A connection is not free just because it has not logged in yet. From the moment the TCP handshake completes, the would-be client is holding a backend slot counted against max_connections, and it will hold that slot until one of two things happens: it finishes the authentication protocol, or authentication_timeout kicks in and the server hangs up on it.
Default is 60 seconds. Minimum is 1, maximum is 600 (10 minutes). Context is sighup. If the number is specified without units, it’s seconds.
Sixty seconds is a long time for a client to complete SCRAM-SHA-256, and for most deployments the default is fine. The interesting case is the one the default exists to contain: a hung client, a broken load balancer, or an outright slow-loris-style attacker that opens TCP connections and never sends a valid startup packet. Each of those half-open connections ties up a slot for up to authentication_timeout seconds. With the default, 500 such connections and no mitigation will cheerfully saturate a cluster sized for max_connections = 500 for a full minute.

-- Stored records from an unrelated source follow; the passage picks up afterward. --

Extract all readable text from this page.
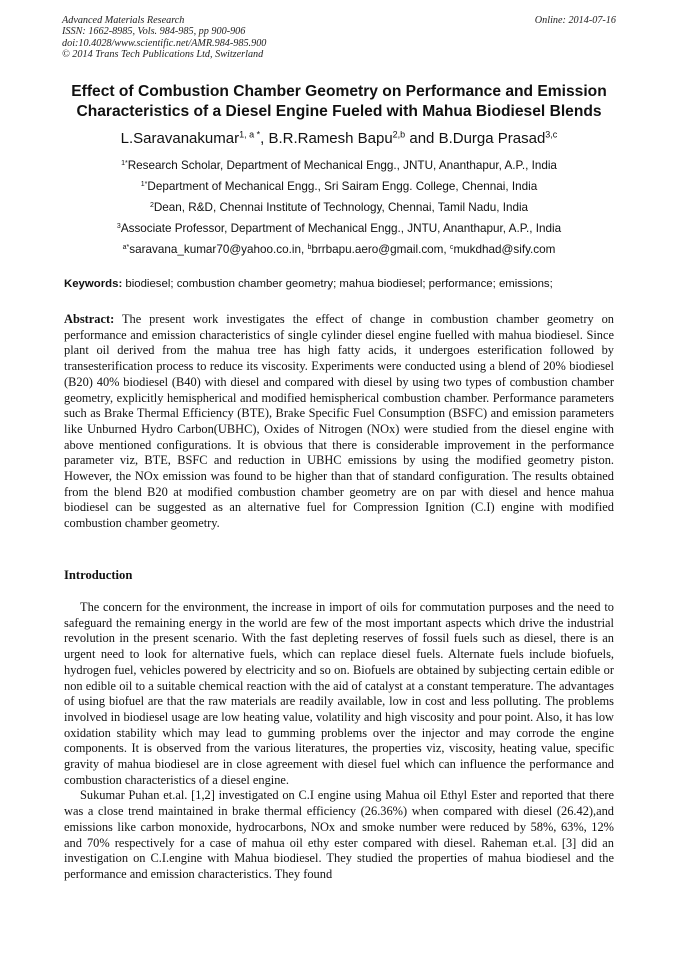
Advanced Materials Research
ISSN: 1662-8985, Vols. 984-985, pp 900-906
doi:10.4028/www.scientific.net/AMR.984-985.900
© 2014 Trans Tech Publications Ltd, Switzerland
Online: 2014-07-16
Effect of Combustion Chamber Geometry on Performance and Emission
Characteristics of a Diesel Engine Fueled with Mahua Biodiesel Blends
L.Saravanakumar$^{1, a *}$, B.R.Ramesh Bapu$^{2,b}$ and B.Durga Prasad$^{3,c}$
$^{1*}$Research Scholar, Department of Mechanical Engg., JNTU, Ananthapur, A.P., India
$^{1*}$Department of Mechanical Engg., Sri Sairam Engg. College, Chennai, India
$^2$Dean, R&D, Chennai Institute of Technology, Chennai, Tamil Nadu, India
$^3$Associate Professor, Department of Mechanical Engg., JNTU, Ananthapur, A.P., India
$^{a*}$saravana_kumar70@yahoo.co.in, $^b$brrbapu.aero@gmail.com, $^c$mukdhad@sify.com
Keywords: biodiesel; combustion chamber geometry; mahua biodiesel; performance; emissions;
Abstract: The present work investigates the effect of change in combustion chamber geometry on performance and emission characteristics of single cylinder diesel engine fuelled with mahua biodiesel. Since plant oil derived from the mahua tree has high fatty acids, it undergoes esterification followed by transesterification process to reduce its viscosity. Experiments were conducted using a blend of 20% biodiesel (B20) 40% biodiesel (B40) with diesel and compared with diesel by using two types of combustion chamber geometry, explicitly hemispherical and modified hemispherical combustion chamber. Performance parameters such as Brake Thermal Efficiency (BTE), Brake Specific Fuel Consumption (BSFC) and emission parameters like Unburned Hydro Carbon(UBHC), Oxides of Nitrogen (NOx) were studied from the diesel engine with above mentioned configurations. It is obvious that there is considerable improvement in the performance parameter viz, BTE, BSFC and reduction in UBHC emissions by using the modified geometry piston. However, the NOx emission was found to be higher than that of standard configuration. The results obtained from the blend B20 at modified combustion chamber geometry are on par with diesel and hence mahua biodiesel can be suggested as an alternative fuel for Compression Ignition (C.I) engine with modified combustion chamber geometry.
Introduction

The concern for the environment, the increase in import of oils for commutation purposes and the need to safeguard the remaining energy in the world are few of the most important aspects which drive the industrial revolution in the present scenario. With the fast depleting reserves of fossil fuels such as diesel, there is an urgent need to look for alternative fuels, which can replace diesel fuels. Alternate fuels include biofuels, hydrogen fuel, vehicles powered by electricity and so on. Biofuels are obtained by subjecting certain edible or non edible oil to a suitable chemical reaction with the aid of catalyst at a constant temperature. The advantages of using biofuel are that the raw materials are readily available, low in cost and less polluting. The problems involved in biodiesel usage are low heating value, volatility and high viscosity and pour point. Also, it has low oxidation stability which may lead to gumming problems over the injector and may corrode the engine components. It is observed from the various literatures, the properties viz, viscosity, heating value, specific gravity of mahua biodiesel are in close agreement with diesel fuel which can influence the performance and combustion characteristics of a diesel engine.

Sukumar Puhan et.al. [1,2] investigated on C.I engine using Mahua oil Ethyl Ester and reported that there was a close trend maintained in brake thermal efficiency (26.36%) when compared with diesel (26.42),and emissions like carbon monoxide, hydrocarbons, NOx and smoke number were reduced by 58%, 63%, 12% and 70% respectively for a case of mahua oil ethy ester compared with diesel. Raheman et.al. [3] did an investigation on C.I.engine with Mahua biodiesel. They studied the properties of mahua biodiesel and the performance and emission characteristics. They found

Two reasons you might tune this:
- Lower it — say, to 10 or 15 seconds — if you are seeing connection slot exhaustion from clients that connect and then never authenticate, and you haven’t yet sorted out a proper fix upstream (firewall rules, rate limiting, pgbouncer in front, a load balancer that does health checks correctly). Consider it a stopgap.
- Raise it if you are using Kerberos, LDAP, or PAM authentication and the external authentication service is genuinely slow. But if your LDAP directory takes more than 60 seconds to return a bind result, the GUC is not your actual problem.
Recommendation: Leave it at 60 seconds. If connection slots are being held by unauthenticated clients, the answer is almost always to put something in front of PostgreSQL that decides who gets to knock on the door in the first place. This parameter is the backstop, not the gate.